Companies have adopted a production model
to follow this trend. Companies utilize a modular tooling system for injection
molding, where most tools are fabricated with inserts which are retrofitted
into existing mold bases, which are optimized for the size and tonnage of the
machine they are mounted in. These
inserts are also standardized, which allows for a more economical baseline for
tooling costs. The amount of time and
effort required to change out inserts is also a fraction of the time necessary
to change out a dedicated mold, saving time and labor. Although the price per individual part is
normally slightly higher than the dedicated molds due to cycle time, the
dedicated molds are so much more expensive that the difference in price isn’t
enough to recoup the initial tooling through the life of the project.
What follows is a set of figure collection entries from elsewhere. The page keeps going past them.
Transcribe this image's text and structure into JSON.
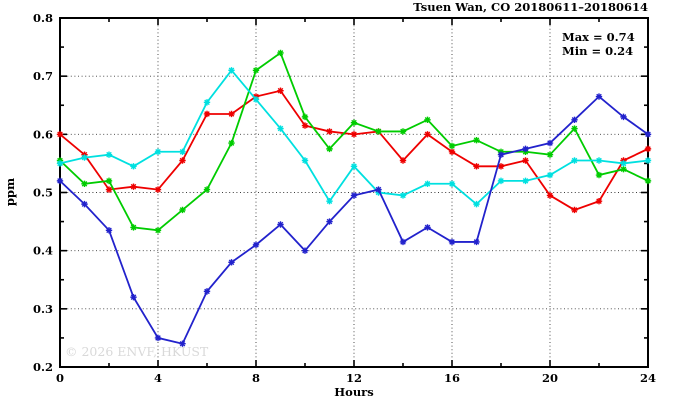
{
  "title": "Tsuen Wan, CO 20180611–20180614",
  "annotation": {
    "max_label": "Max = 0.74",
    "min_label": "Min = 0.24"
  },
  "watermark": "© 2026 ENVF, HKUST",
  "chart_data": {
    "type": "line",
    "title": "Tsuen Wan, CO 20180611–20180614",
    "xlabel": "Hours",
    "ylabel": "ppm",
    "xlim": [
      0,
      24
    ],
    "ylim": [
      0.2,
      0.8
    ],
    "x_ticks": [
      0,
      4,
      8,
      12,
      16,
      20,
      24
    ],
    "x_minor_step": 2,
    "y_ticks": [
      0.2,
      0.3,
      0.4,
      0.5,
      0.6,
      0.7,
      0.8
    ],
    "y_minor_step": 0.05,
    "x_grid": [
      4,
      8,
      12,
      16,
      20
    ],
    "y_grid": [
      0.3,
      0.4,
      0.5,
      0.6,
      0.7
    ],
    "grid_style": "dotted",
    "legend": "none",
    "marker": "asterisk",
    "x": [
      0,
      1,
      2,
      3,
      4,
      5,
      6,
      7,
      8,
      9,
      10,
      11,
      12,
      13,
      14,
      15,
      16,
      17,
      18,
      19,
      20,
      21,
      22,
      23,
      24
    ],
    "series": [
      {
        "name": "red",
        "color": "#ee0000",
        "values": [
          0.6,
          0.565,
          0.505,
          0.51,
          0.505,
          0.555,
          0.635,
          0.635,
          0.665,
          0.675,
          0.615,
          0.605,
          0.6,
          0.605,
          0.555,
          0.6,
          0.57,
          0.545,
          0.545,
          0.555,
          0.495,
          0.47,
          0.485,
          0.555,
          0.575
        ]
      },
      {
        "name": "green",
        "color": "#00cc00",
        "values": [
          0.555,
          0.515,
          0.52,
          0.44,
          0.435,
          0.47,
          0.505,
          0.585,
          0.71,
          0.74,
          0.63,
          0.575,
          0.62,
          0.605,
          0.605,
          0.625,
          0.58,
          0.59,
          0.57,
          0.57,
          0.565,
          0.61,
          0.53,
          0.54,
          0.52
        ]
      },
      {
        "name": "cyan",
        "color": "#00e0e0",
        "values": [
          0.55,
          0.56,
          0.565,
          0.545,
          0.57,
          0.57,
          0.655,
          0.71,
          0.66,
          0.61,
          0.555,
          0.485,
          0.545,
          0.5,
          0.495,
          0.515,
          0.515,
          0.48,
          0.52,
          0.52,
          0.53,
          0.555,
          0.555,
          0.55,
          0.555
        ]
      },
      {
        "name": "blue",
        "color": "#2222cc",
        "values": [
          0.52,
          0.48,
          0.435,
          0.32,
          0.25,
          0.24,
          0.33,
          0.38,
          0.41,
          0.445,
          0.4,
          0.45,
          0.495,
          0.505,
          0.415,
          0.44,
          0.415,
          0.415,
          0.565,
          0.575,
          0.585,
          0.625,
          0.665,
          0.63,
          0.6
        ]
      }
    ],
    "stats": {
      "max": 0.74,
      "min": 0.24
    }
  }
}
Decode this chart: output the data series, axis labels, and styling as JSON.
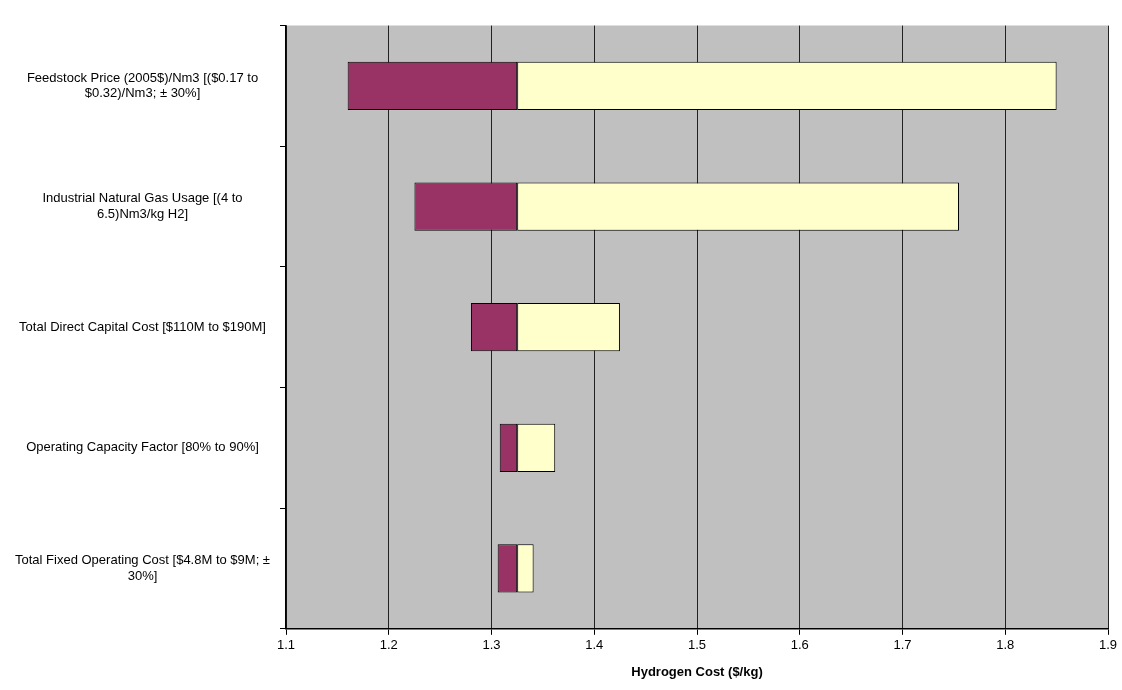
{
  "chart_data": {
    "type": "bar",
    "orientation": "horizontal",
    "xlabel": "Hydrogen Cost ($/kg)",
    "categories": [
      "Feedstock Price (2005$)/Nm3 [($0.17 to $0.32)/Nm3; ± 30%]",
      "Industrial Natural Gas Usage [(4 to 6.5)Nm3/kg H2]",
      "Total Direct Capital Cost [$110M to $190M]",
      "Operating Capacity Factor [80% to 90%]",
      "Total Fixed Operating Cost [$4.8M to $9M; ± 30%]"
    ],
    "series": [
      {
        "color": "#993366",
        "base": [
          1.16,
          1.225,
          1.28,
          1.308,
          1.306
        ],
        "values": [
          0.165,
          0.1,
          0.045,
          0.017,
          0.019
        ]
      },
      {
        "color": "#ffffcc",
        "base": [
          1.325,
          1.325,
          1.325,
          1.325,
          1.325
        ],
        "values": [
          0.525,
          0.43,
          0.1,
          0.037,
          0.016
        ]
      }
    ],
    "xlim": [
      1.1,
      1.9
    ],
    "xticks": [
      1.1,
      1.2,
      1.3,
      1.4,
      1.5,
      1.6,
      1.7,
      1.8,
      1.9
    ],
    "grid": "x",
    "legend": false
  }
}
Our experience has been that product geometry
changes through the life of the project, so the low amortization tooling cost
allows for greater flexibility through the life of the project, keeps overall
costs to a minimum, and allows for quick and adaptable changes in production
scheduling.
The traditional approach to tooling
normally means more complex setup time for cycle optimization. This is worth the time and expense if the
production run is to be for an extended period (many days into weeks), but in
today’s market, these kind of production runs are becoming more the exception
than the rule. Manufacturers who can
adapt to the more fragmented and dynamic demands of the market have a distinct
advantage, even with a higher part cost.
O Rings keep capacity constraints buffered,
amortization costs low, and response/adaptability to customer demand at its
maximum level in order to compete in today’s dynamic market.